Avverso la sentenza della Corte d’appello ha proposto ricorso NOME COGNOME sulla base di un unico motivo.
Il Condominio di INDIRIZZO ha resistito con controricorso.
RAGIONI DELLA DECISIONE
Con l’unico motivo di ricorso, si denunzia la violazione e falsa applicazione degli artt. 1720 c.c. e ss., in relazione all’art.360, comma 1, n.3 c.p.c.; il ricorrente sostiene che le norme sul contratto di mandato impongano la restituzione delle somme anticipate dal mandatario per l’espletamento dell’incarico, in presenza della prova documentale rappresentata dai bilanci condominiali e dalla conseguente approvazione dei medesimi.
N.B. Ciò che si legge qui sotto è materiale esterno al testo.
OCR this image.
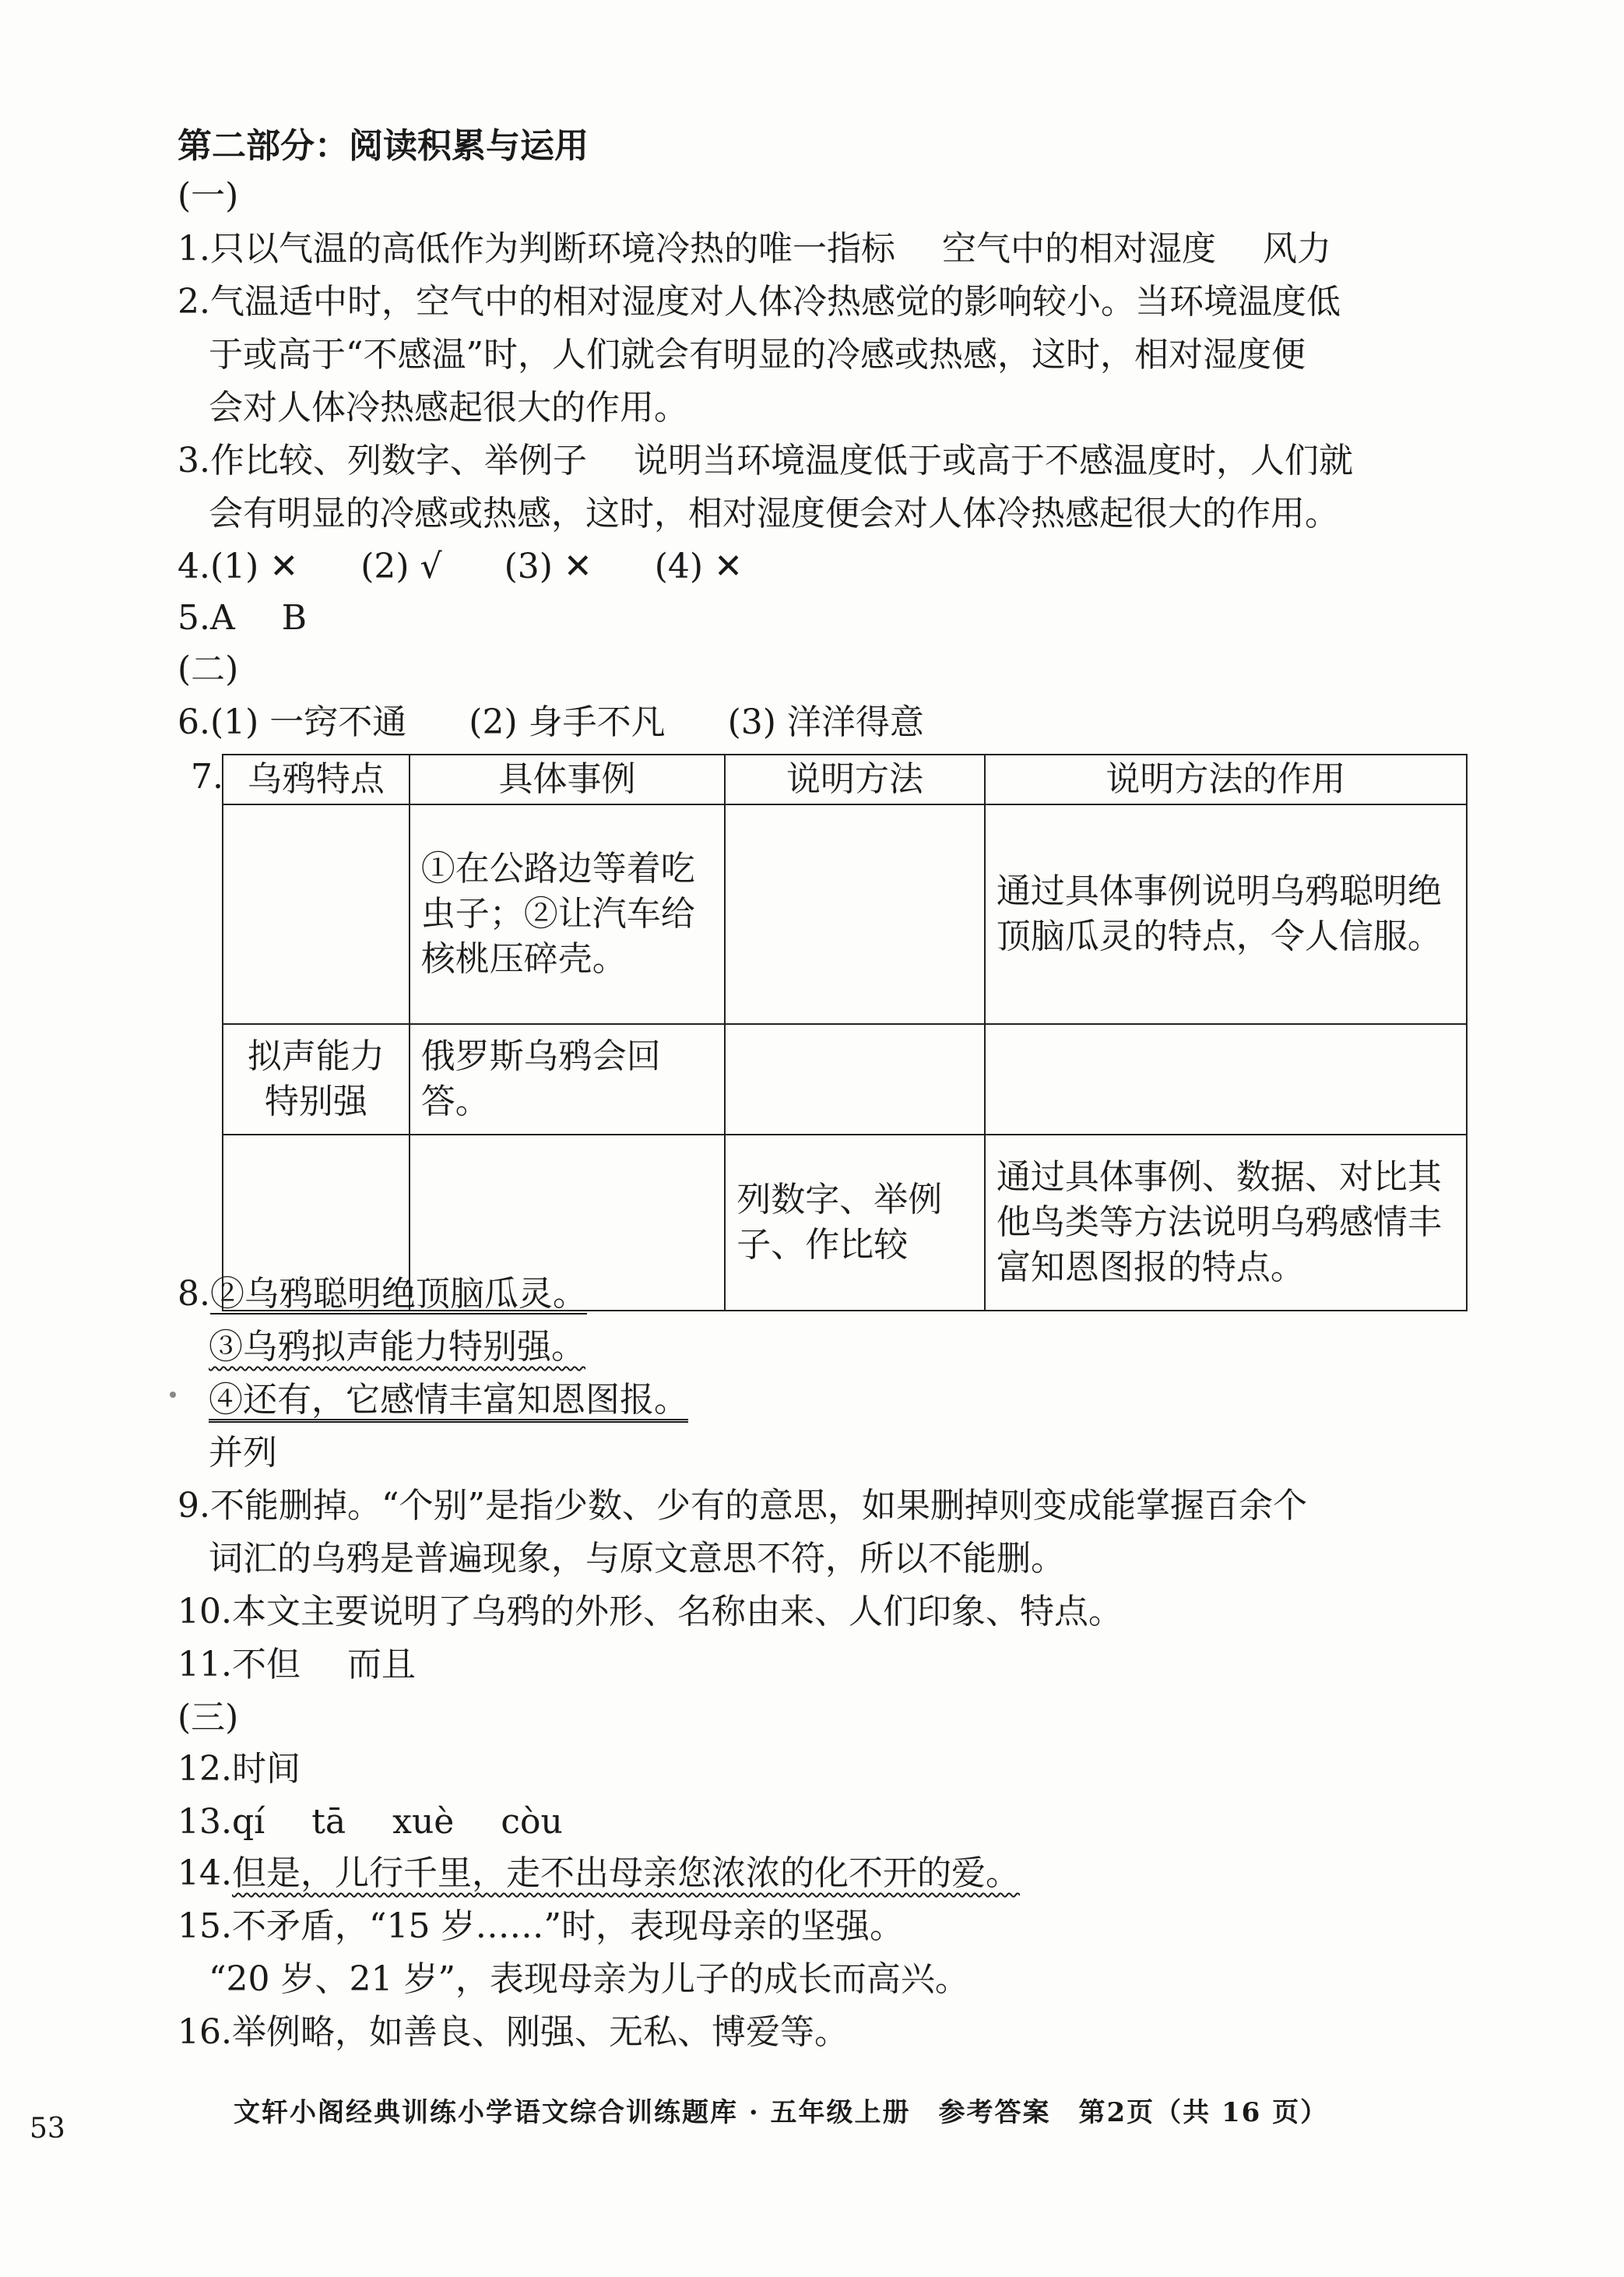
第二部分：阅读积累与运用
(一)
1.只以气温的高低作为判断环境冷热的唯一指标 空气中的相对湿度 风力
2.气温适中时，空气中的相对湿度对人体冷热感觉的影响较小。当环境温度低
于或高于“不感温”时，人们就会有明显的冷感或热感，这时，相对湿度便
会对人体冷热感起很大的作用。
3.作比较、列数字、举例子 说明当环境温度低于或高于不感温度时，人们就
会有明显的冷感或热感，这时，相对湿度便会对人体冷热感起很大的作用。
4.(1) ✕ (2) √ (3) ✕ (4) ✕
5.A B
(二)
6.(1) 一窍不通 (2) 身手不凡 (3) 洋洋得意
7. 乌鸦特点	具体事例	说明方法	说明方法的作用
	①在公路边等着吃虫子；②让汽车给核桃压碎壳。		通过具体事例说明乌鸦聪明绝顶脑瓜灵的特点，令人信服。
拟声能力特别强	俄罗斯乌鸦会回答。		
		列数字、举例子、作比较	通过具体事例、数据、对比其他鸟类等方法说明乌鸦感情丰富知恩图报的特点。
8.②乌鸦聪明绝顶脑瓜灵。
③乌鸦拟声能力特别强。
④还有，它感情丰富知恩图报。
并列
9.不能删掉。“个别”是指少数、少有的意思，如果删掉则变成能掌握百余个
词汇的乌鸦是普遍现象，与原文意思不符，所以不能删。
10.本文主要说明了乌鸦的外形、名称由来、人们印象、特点。
11.不但 而且
(三)
12.时间
13.qí tā xuè còu
14.但是，儿行千里，走不出母亲您浓浓的化不开的爱。
15.不矛盾，“15 岁……”时，表现母亲的坚强。
“20 岁、21 岁”，表现母亲为儿子的成长而高兴。
16.举例略，如善良、刚强、无私、博爱等。
53	文轩小阁经典训练小学语文综合训练题库 · 五年级上册　参考答案　第2页（共 16 页）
Il credito del ricorrente sarebbe provato dal dato obiettivo costituito dal bilancio consuntivo, da cui si evincerebbero le anticipazioni in danaro operate dal ricorrente, e dalla sua approvazione da parte dell’assemblea.
Il motivo è infondato.
La questione di diritto posta all’attenzione del collegio attiene all’idoneità del bilancio consuntivo, regolarmente approvato dall’assemblea, a costituire prova idonea del credito dell’amministratore nei confronti del condominio per le somme anticipate nel corso del mandato.
E’ consolidato in giurisprudenza il principio secondo cui il credito dell’amministratore per il recupero delle somme anticipate nell’interesse del Condominio si fonda sul contratto tipico di amministrazione che intercorre con i condomini, al quale, per quanto non disciplinato nell’art. 1129 c.c., si applicano le disposizioni di cui alla sezione I, capo IX, titolo III, libro V, del codice civile.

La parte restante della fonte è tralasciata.